Trainer Greg Geier on Saturday morning was hot-walking a talented 4-year-old named All Stormy. All Stormy could run here in February or March if Hawthorne puts up races at his high class level. The same goes for two Geier-trained 3-year-olds of promise, Fordubai and Street Spice. In a typical year, Geier might be running both horses Jan. 19 in the Lecomte Stakes at Fair Grounds; now, he can only hope Hawthorne offers a race that suits them during a meet usually populated by lower-class stock.

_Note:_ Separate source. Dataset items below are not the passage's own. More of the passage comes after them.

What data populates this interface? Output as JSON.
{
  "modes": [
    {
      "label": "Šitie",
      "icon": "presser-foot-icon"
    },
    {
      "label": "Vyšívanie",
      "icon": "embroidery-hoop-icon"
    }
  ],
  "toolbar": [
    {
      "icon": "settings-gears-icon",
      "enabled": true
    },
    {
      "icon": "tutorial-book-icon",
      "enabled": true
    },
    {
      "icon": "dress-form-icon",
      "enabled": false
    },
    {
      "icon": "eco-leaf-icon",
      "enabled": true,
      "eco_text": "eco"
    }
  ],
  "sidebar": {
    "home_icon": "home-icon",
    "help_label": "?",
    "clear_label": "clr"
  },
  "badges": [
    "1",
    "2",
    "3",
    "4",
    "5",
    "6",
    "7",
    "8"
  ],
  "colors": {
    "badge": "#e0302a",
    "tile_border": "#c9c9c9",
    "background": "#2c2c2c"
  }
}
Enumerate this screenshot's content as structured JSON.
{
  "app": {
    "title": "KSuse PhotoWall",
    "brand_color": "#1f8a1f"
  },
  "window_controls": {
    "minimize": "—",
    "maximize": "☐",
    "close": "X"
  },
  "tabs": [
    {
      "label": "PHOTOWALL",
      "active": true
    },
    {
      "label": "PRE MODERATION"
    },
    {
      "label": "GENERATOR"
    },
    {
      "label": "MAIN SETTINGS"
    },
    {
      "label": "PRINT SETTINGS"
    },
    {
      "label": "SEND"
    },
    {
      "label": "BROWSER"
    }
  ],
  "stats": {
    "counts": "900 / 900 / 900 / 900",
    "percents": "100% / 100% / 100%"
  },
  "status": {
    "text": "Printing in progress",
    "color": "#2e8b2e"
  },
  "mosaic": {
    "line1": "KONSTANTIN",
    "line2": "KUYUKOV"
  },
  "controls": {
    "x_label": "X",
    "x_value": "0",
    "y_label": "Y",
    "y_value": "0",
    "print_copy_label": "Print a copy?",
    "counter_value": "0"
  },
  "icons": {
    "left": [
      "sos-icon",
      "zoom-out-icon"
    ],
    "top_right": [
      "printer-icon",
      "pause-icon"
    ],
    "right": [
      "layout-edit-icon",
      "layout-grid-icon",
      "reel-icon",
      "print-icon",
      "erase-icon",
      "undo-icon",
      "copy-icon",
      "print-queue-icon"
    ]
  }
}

Richie Scherer, a Fair Grounds regular, cleaned a stall and groomed his pony Saturday morning. The pony combed and brushed, Scherer left the stall and made straight for the disinfecting supplies horsemen have been urged to use as a firewall against the herpesvirus. Scherer has put a blistering agent on the lower legs of most of his horses. A few grass runners still have coats clipped short and have been vigorously walked around the shedrow, waiting for Hawthorne’s track to reopen for training Tuesday.

Scherer still holds a sliver of hope the turfers might make New Orleans for a couple late-meet starts. Realistically, he figures the EHV-1 outbreak has turned him into a year-round Chicagoan this season.

“Right now, I’m just hoping for a light winter and an easy start to the turf season at Hawthorne,” Scherer said.